Teleferik kazasına ilişkin bilirkişi ön raporunda ihmal ve kusurlara işaret edildi. Öte yandan bakımdan sorumlu firmayla ilgili gündeme gelen iki ismin de aynı aileye ait olduğu ortaya çıktı.

Haber Merkezi

Antalya Büyükşehir Belediyesi'ne ait Tünektepe Teleferik Tesisi'nde 1 kişinin öldüğü, 7 kişinin yaralandığı kazaya ilişkin haklarında gözaltı kararı verilen 13 kişiden 12'si, adliyeye sevk edilirken kazaya ilişkin hazırlanan bilirkişi ön raporu da açıklandı. Raporda denetim ve bakım-onarımda kusurların bulunduğuna dikkat çekildi.

Kazanın, deformasyona uğrayan cıvataların kopmasından kaynaklandığı belirtilen raporda, bakım sözleşmesinde yer almasına rağmen bağlama elemanlarının kontrolünün yapılmadığı da vurgulandı.

İş güvenlik uzmanları, elektrik ve makine mühendisleri tarafından kazaya ilişkin hazırlanan bilirkişi ön raporu açıklandı.

'Cıvatalarda çekme-kesmeye bağlı deformasyon'

DHA'nın aktardığına göre raporda, şu ifadeler yer aldı:

"Tesisin işletmeye alındığı tarihten bugüne kadar 7 yıl sürenin geçmiş olduğu anlaşılmıştır. 5 nolu teleferik direğinin flanş bağlantılarını sağlayan cıvataların koptuğu, sebebinin ise direk üzerindeki kabin taşıyıcı halat sisteminin üzerinden geçtiği makaralardaki nedeni anlaşılamayan deformasyonlardan dolayı makaranın metal aksamına sıkışması sonucu sistemin hareket yükünden dolayı meydana gelen kuvvetli çekme yüküne dayanamayıp direk üzerindeki flanşların bağlı olduğu cıvataların kopması sonucu direğin üst bölümünün çekme kuvveti sonucu kabinin alt kısmına çarparak çelik konstrüksiyonu koparttığı, dolayısıyla kabin içerisindeki insanların aşağıya düştüğü keşif esnasındaki incelemelerimizden anlaşılmıştır. 5 nolu direğin toplam 7 adet flanştan ve toplam 10 parça boru direkten oluştuğu, alttan üçayak yükseldiği, üstteki yedinci flanşta üçayağın birleşerek tek sütun olarak devam ettiği tespit edilmiştir.
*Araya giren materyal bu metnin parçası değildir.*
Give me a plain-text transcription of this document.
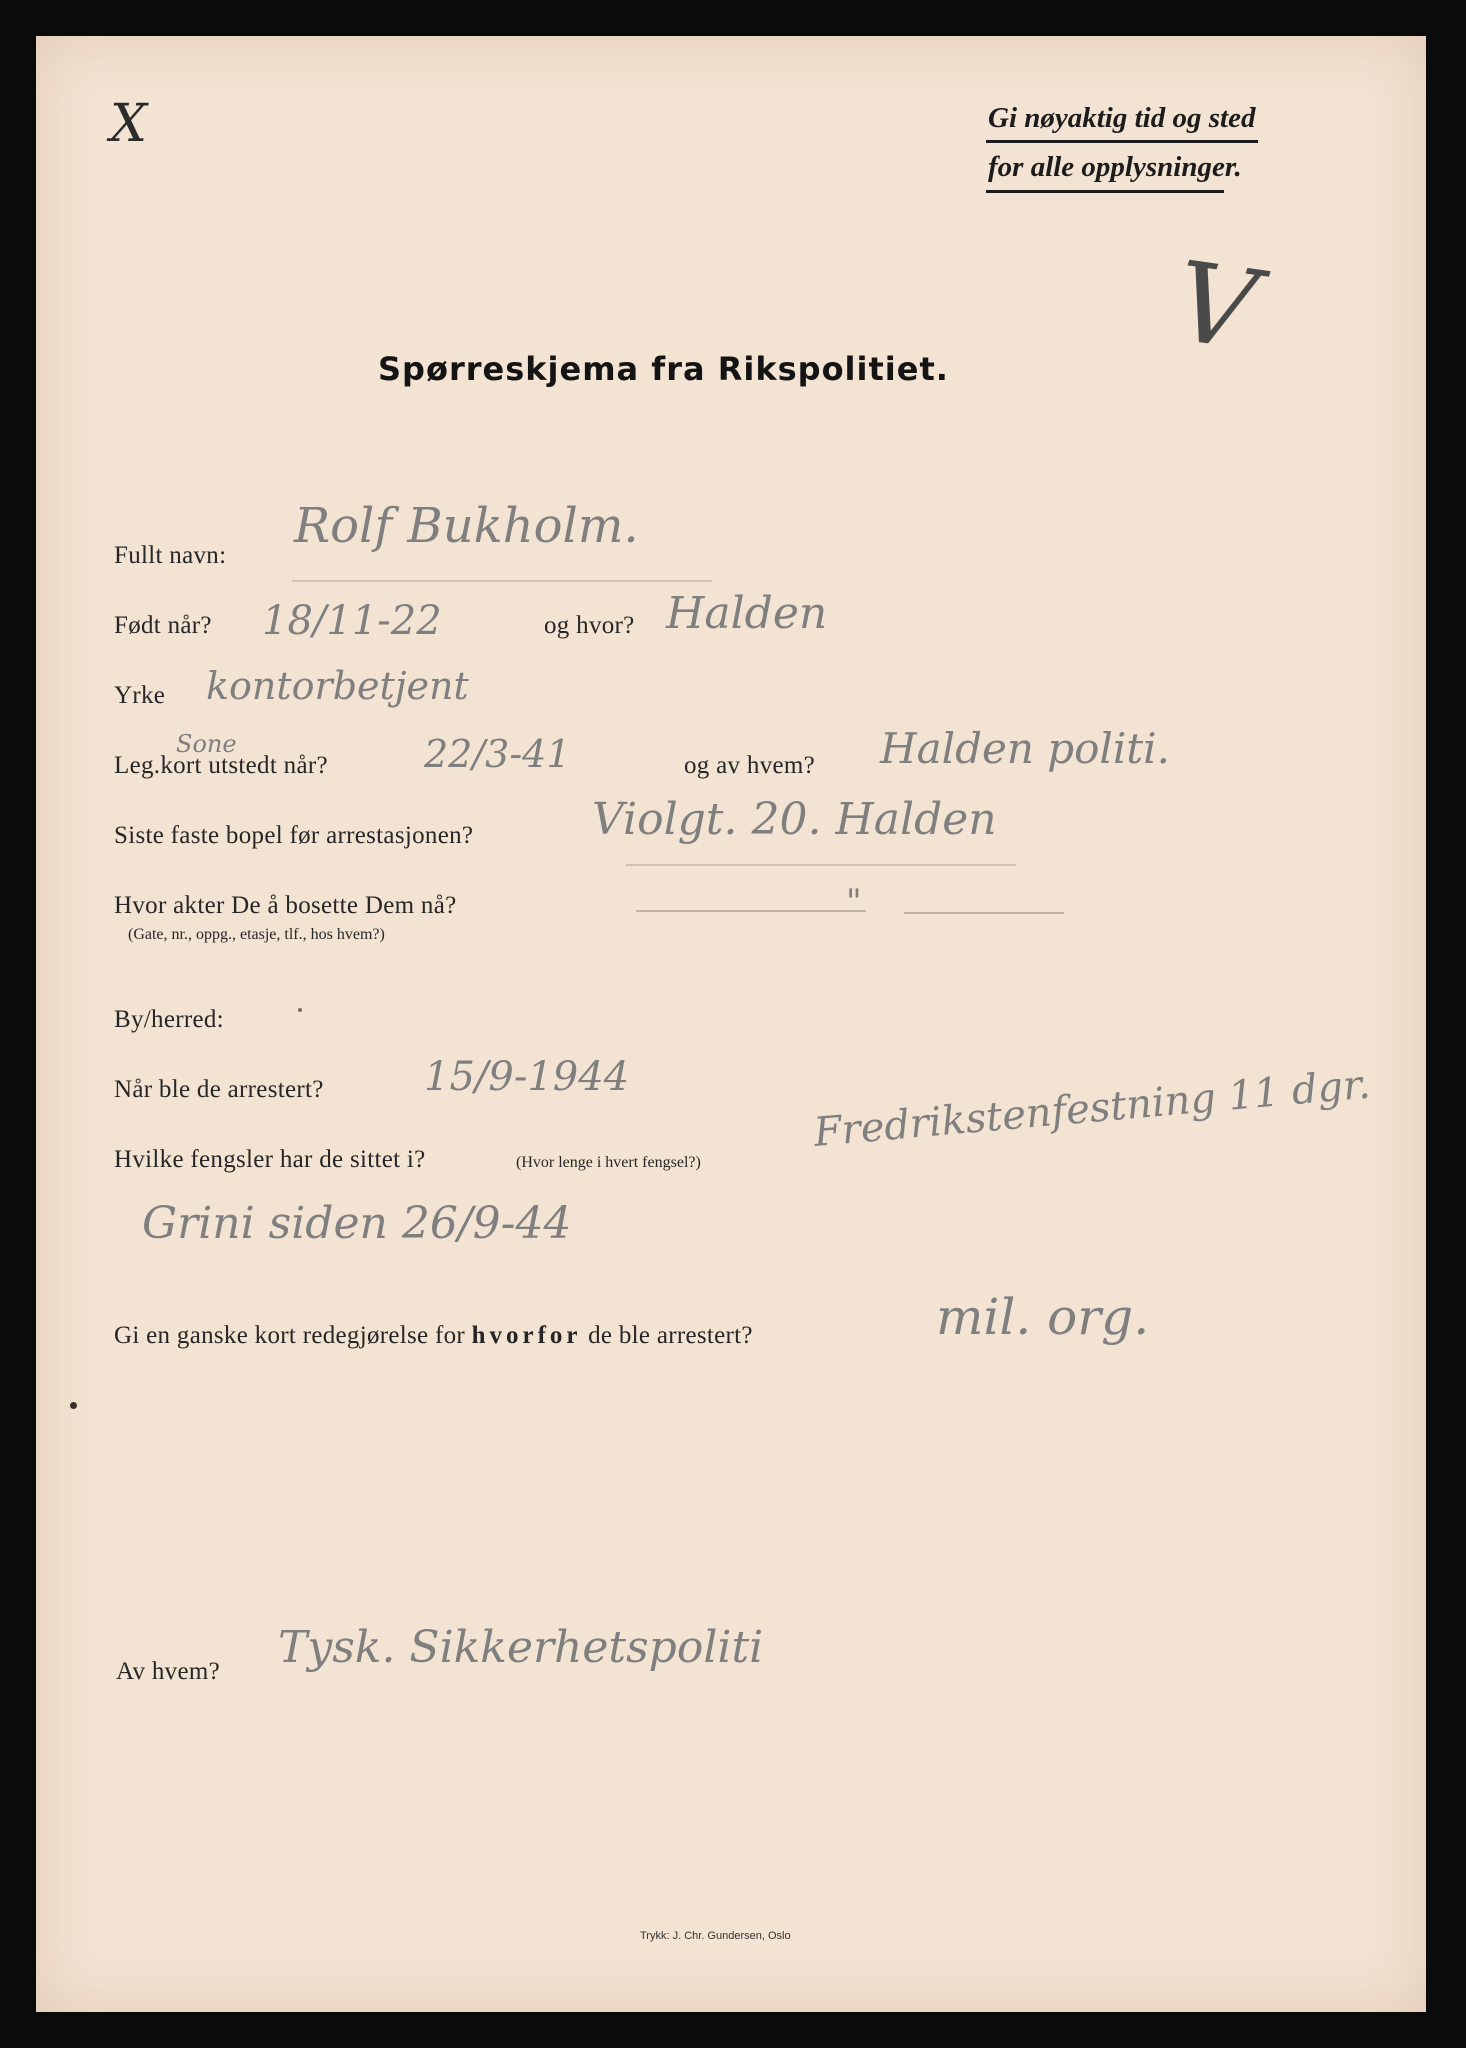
X	Gi nøyaktig tid og sted
for alle opplysninger.
V
Spørreskjema fra Rikspolitiet.
Fullt navn:
Rolf Bukholm.
Født når? 18/11-22	og hvor? Halden
Yrke kontorbetjent
Sone
Leg.kort utstedt når?	22/3-41	og av hvem? Halden politi.
Siste faste bopel før arrestasjonen?	Violgt. 20. Halden
Hvor akter De å bosette Dem nå?
(Gate, nr., oppg., etasje, tlf., hos hvem?)
"
By/herred:
Når ble de arrestert?	15/9-1944
Hvilke fengsler har de sittet i?	(Hvor lenge i hvert fengsel?)
Fredrikstenfestning 11 dgr.
Grini siden 26/9-44
Gi en ganske kort redegjørelse for hvorfor de ble arrestert?	mil. org.
Av hvem? Tysk. Sikkerhetspoliti
Trykk: J. Chr. Gundersen, Oslo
Flanş bağlantılarını oluşturan 22 mm, 8.8 BOLT marka cıvataların yerlere saçıldığı ve deforme oldukları tespit edilmiştir. Cıvatalardaki deformasyonun çekme-kesmeye bağlı deformasyon olduğu anlaşılmıştır. Direği oluşturan parçaları birleştiren flanşlarda deformasyon görülmemiştir. Devrilmiş olan direk yanına gidildiğinde taşıyıcı-çekici halatları tutan makaralardan birisinin halatın etkisiyle deforme olduğu, halatın makaranın içerisine girdiği (sıyırdığı) tespit edilmiştir."

'Cıvataların yükü taşıyamayıp kopması yüzünden direk devrildi'

Olaya neden olan faktörlerin iki grupta incelendiği kaydedilen raporda, "Devrilmiş direğin çekici ya da taşıyıcı halatların makara içerisine sıkışması ile kesici anahtarın (emniyet sivici) görevini yapamaması sonucu halatın çekmeye bağlı olarak direğe moment uyguladığı ve direğin alttan ikinci katındaki flanşların cıvatalarının kopması ile birlikte direğin devrildiği tespit edilmiştir. Devrilmiş olan direğin devrilme aşamasında makaranın arasına halatın girmesiyle makaranın deforme olduğu, dolayısıyla halatın sıkışması ile değil cıvataların yükü taşıyamayıp kopması yüzünden direğin devrilmiş olduğu tespit edilmiştir" denildi.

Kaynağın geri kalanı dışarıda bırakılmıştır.